今日は『母親』がおばあちゃんを迎えてくれることになっていた。
「あ、初花ちゃん!」コンビニでは鞠枝さんも待っていて、「1日早いけど、誕生日おめでとう。」とプレゼントを渡してくれた。
そして「後は、二人でごゆっくり、ねー。」と言われて、私は首まで真っ赤になった。
今日私は『鞠枝さんに誘われて生方家に泊まることに』なっている。親にはそう言っていた。
私は長い間、この日を……これからの出来事を忘れようとしていた。
覚えていたのは『おばあちゃんが死んだ』事実だけで、所々記憶は抜け落ちていた。
全て思い出した今は、この日のことを思い出すだけで、胸が痛む。
おばあちゃんは、この日の夜ベッドから抜け出して……いなくなってしまったのだ。
こんな事は今まで一度もなかったし、予想もしていなかった。おばあちゃんは穏やかでとても安定しているように見えたから。

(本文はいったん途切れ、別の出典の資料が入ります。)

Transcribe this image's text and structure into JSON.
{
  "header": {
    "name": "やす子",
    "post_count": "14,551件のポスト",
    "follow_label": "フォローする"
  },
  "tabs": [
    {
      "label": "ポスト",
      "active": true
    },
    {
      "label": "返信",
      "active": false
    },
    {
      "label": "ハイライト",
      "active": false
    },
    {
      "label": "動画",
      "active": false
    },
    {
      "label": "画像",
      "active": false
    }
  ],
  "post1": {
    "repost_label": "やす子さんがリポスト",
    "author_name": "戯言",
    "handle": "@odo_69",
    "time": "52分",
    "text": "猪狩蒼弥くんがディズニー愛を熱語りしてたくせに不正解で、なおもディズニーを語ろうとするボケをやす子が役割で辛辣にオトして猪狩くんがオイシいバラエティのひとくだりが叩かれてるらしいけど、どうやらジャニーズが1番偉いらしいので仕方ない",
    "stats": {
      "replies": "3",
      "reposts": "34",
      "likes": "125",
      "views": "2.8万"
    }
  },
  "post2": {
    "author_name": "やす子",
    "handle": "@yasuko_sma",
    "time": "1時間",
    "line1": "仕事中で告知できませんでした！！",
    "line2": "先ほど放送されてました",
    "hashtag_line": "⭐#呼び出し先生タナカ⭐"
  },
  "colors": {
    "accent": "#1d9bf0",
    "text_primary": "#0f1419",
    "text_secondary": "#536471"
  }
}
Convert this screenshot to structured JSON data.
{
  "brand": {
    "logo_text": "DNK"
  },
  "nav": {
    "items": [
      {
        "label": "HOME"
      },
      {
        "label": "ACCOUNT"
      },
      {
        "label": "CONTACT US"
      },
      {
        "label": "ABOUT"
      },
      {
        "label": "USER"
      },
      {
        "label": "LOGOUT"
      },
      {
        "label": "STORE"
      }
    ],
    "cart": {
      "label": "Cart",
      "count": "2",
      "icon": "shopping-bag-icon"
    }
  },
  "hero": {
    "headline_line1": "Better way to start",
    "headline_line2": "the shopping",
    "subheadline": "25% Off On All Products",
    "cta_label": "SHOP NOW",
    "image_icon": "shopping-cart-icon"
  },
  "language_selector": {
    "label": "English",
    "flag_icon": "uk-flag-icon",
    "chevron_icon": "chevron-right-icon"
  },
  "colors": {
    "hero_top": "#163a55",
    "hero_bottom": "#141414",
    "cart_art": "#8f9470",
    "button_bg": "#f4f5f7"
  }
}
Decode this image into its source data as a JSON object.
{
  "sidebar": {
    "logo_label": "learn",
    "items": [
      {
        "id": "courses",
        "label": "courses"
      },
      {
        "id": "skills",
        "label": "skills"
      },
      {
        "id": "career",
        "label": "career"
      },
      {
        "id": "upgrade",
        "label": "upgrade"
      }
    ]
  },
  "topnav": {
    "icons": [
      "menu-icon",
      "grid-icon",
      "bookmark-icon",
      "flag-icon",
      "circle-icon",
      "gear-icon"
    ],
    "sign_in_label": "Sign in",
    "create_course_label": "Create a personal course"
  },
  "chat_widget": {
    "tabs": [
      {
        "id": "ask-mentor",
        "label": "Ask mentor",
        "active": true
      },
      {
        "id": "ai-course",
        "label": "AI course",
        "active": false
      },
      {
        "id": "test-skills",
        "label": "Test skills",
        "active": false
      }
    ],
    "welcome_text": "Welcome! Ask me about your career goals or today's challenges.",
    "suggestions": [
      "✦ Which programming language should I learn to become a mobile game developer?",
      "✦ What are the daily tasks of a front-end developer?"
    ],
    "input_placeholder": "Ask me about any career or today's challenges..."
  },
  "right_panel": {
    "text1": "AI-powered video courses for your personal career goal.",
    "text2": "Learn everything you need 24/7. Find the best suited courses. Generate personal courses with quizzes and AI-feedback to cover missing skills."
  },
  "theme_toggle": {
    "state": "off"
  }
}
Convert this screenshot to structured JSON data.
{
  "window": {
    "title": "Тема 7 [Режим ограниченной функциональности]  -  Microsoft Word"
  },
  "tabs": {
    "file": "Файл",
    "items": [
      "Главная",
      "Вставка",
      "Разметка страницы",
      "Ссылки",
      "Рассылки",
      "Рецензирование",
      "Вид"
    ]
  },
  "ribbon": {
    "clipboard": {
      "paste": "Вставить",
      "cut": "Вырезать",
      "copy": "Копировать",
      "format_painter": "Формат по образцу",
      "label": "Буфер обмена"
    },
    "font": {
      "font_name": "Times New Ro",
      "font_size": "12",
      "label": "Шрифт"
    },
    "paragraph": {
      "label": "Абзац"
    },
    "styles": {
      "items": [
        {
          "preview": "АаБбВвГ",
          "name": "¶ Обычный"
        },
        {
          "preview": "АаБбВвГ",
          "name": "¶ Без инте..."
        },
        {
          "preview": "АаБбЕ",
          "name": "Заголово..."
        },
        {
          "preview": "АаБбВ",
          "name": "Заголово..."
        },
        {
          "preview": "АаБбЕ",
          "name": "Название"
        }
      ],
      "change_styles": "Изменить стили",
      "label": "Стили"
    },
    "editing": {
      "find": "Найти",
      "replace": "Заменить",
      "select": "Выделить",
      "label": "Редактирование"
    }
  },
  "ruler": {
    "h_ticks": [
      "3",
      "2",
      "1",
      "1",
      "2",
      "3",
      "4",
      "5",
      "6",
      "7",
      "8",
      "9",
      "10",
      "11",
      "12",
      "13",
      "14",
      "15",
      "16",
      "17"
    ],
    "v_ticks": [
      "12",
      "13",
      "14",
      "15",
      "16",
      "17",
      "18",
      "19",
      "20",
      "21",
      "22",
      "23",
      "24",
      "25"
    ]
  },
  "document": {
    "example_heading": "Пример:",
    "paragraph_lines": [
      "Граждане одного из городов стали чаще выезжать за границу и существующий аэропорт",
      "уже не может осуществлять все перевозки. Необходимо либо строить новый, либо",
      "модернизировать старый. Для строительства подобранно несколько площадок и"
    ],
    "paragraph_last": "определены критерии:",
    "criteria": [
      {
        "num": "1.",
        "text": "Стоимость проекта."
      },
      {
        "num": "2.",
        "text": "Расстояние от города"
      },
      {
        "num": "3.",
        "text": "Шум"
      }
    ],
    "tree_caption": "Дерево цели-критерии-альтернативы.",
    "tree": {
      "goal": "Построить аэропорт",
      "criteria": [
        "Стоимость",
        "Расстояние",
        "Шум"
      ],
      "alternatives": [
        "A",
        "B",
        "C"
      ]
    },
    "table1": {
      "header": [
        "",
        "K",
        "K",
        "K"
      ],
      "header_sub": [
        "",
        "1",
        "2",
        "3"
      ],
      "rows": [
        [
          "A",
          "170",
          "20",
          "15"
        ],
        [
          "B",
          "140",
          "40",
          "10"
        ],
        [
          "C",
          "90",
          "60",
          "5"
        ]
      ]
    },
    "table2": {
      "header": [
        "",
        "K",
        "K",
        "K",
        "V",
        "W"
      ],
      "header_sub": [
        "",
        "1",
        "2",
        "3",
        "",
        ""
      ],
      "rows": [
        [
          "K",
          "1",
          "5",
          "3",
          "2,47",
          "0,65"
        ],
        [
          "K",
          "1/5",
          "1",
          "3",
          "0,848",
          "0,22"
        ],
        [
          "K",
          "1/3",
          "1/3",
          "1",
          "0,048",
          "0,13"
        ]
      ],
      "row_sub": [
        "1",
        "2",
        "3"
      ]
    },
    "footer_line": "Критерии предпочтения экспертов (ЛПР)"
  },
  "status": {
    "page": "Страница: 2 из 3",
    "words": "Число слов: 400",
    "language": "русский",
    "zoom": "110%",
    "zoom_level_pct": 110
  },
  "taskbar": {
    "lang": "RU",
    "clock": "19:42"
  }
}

大先生には、通院した時にいつも言われていた。「この病気は、進行を遅らせることはできても回復はしないからね。急に進行することもあるから。」私は分かってますと言っていたけど、その言葉をちゃんとは理解していなかったのだ。
でも、初花ちゃんがそばにいてくれたらおばあちゃんは安心だね、とも言われてたのに。